Effect Size is a great statistic, because its units are standard deviations. This means Effect Sizes can be reported and compared across studies. Effect Sizes are thus often used in Meta-Analyses, one of the most powerful research techniques we have. At the risk of oversimplification, Effect Size is important because it takes statistical significance one step further. Many fret over whether a result in an experiment, like the test of an educational intervention, is statistically significant. This just means: if we observe a difference between the control and experimental group, what is the likelihood that the difference is simply due to chance? If the likelihood falls below a certain threshold (which we arbitrarily set, usually 5%, but that’s a different discussion), then we say the result is statistically significant and very likely real and not due to chance. However, some difference being statistically real doesn’t tell us much else about it, like how big of a difference it is. This is where Effect Sizes come in.

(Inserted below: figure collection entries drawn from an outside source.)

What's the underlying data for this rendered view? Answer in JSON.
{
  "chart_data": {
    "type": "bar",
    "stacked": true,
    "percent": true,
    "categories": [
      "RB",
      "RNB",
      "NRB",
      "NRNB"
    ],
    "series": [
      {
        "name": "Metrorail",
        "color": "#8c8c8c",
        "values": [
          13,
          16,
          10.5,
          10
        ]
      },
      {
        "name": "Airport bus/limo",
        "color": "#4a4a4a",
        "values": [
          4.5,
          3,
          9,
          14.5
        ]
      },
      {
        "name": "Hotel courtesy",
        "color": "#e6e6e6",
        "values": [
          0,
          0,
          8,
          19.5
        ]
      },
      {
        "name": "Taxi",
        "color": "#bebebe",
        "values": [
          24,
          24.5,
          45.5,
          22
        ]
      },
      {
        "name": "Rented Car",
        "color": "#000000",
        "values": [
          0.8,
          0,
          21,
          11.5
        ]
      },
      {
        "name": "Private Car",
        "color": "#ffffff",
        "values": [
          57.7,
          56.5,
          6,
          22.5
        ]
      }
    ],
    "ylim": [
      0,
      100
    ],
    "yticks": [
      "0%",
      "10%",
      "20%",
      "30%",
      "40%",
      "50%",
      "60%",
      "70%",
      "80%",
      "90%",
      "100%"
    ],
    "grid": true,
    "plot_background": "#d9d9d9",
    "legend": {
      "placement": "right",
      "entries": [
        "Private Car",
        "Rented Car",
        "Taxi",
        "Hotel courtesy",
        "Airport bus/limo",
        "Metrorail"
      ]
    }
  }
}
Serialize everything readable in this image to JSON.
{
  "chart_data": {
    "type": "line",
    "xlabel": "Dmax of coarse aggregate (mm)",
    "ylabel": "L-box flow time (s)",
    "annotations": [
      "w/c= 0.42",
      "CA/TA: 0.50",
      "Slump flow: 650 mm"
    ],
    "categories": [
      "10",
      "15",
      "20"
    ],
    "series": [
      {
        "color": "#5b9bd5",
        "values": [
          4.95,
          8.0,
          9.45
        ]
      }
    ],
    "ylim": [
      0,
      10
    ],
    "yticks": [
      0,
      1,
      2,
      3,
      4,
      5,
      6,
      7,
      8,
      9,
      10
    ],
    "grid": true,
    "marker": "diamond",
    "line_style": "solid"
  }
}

An Effect Size can tell us how much of a difference our intervention makes. An example: suppose you develop a new homework reading technique for your students and you test it against a control group, which will be based on performance on a later reading comprehension test. If the group means (experimental vs. control group) differ significantly, great! But don’t stop there. You can also calculate the Effect Size to see just how much they differ–and, as mentioned, Effect Size units are standard deviations! So you are able say something like: my new homework reading technique is so effective that a student testing at the 50th percentile in a different class will test about one standard deviation higher in my course, around the 84th percentile.

If we again extend the transfer/map metaphor, Effect Size helps us find the really good places to visit, or transfer to. It’s like a map of the best vacation spots. After all, most of us would rather visit the beach than North Dakota in the winter, so it’s good to know where’s worth going (for certain purposes).

Stats can help teachers

Basically, what I tried to argue in my talk is not that quantitative methods/analysis are superior, but that they can do a lot of cool things, and that they are particularly important for building maps. Maps are, after all, inherently approximate and generalized, just like grades and student performance on tests and any kind of quantitative measure are merely approximations. Maps are indeed limited in many ways: looking at a (Google street) map of Paris, for instance, obviously pales in comparison to staring up at the Palace of Versailles in person. But looking at a map beforehand can help you get around once you do visit. It’s the same with quantitative measures of learning. They can help us get a lay of the land, which then allows us to use our pedagogical experience and expertise to attend to the particular subtleties of each class and each student. Teachers are experimenters, after all, and each class, each semester, is a sample of students whose mean knowledge we hope is statistically significantly and sizably improved by the end of the course.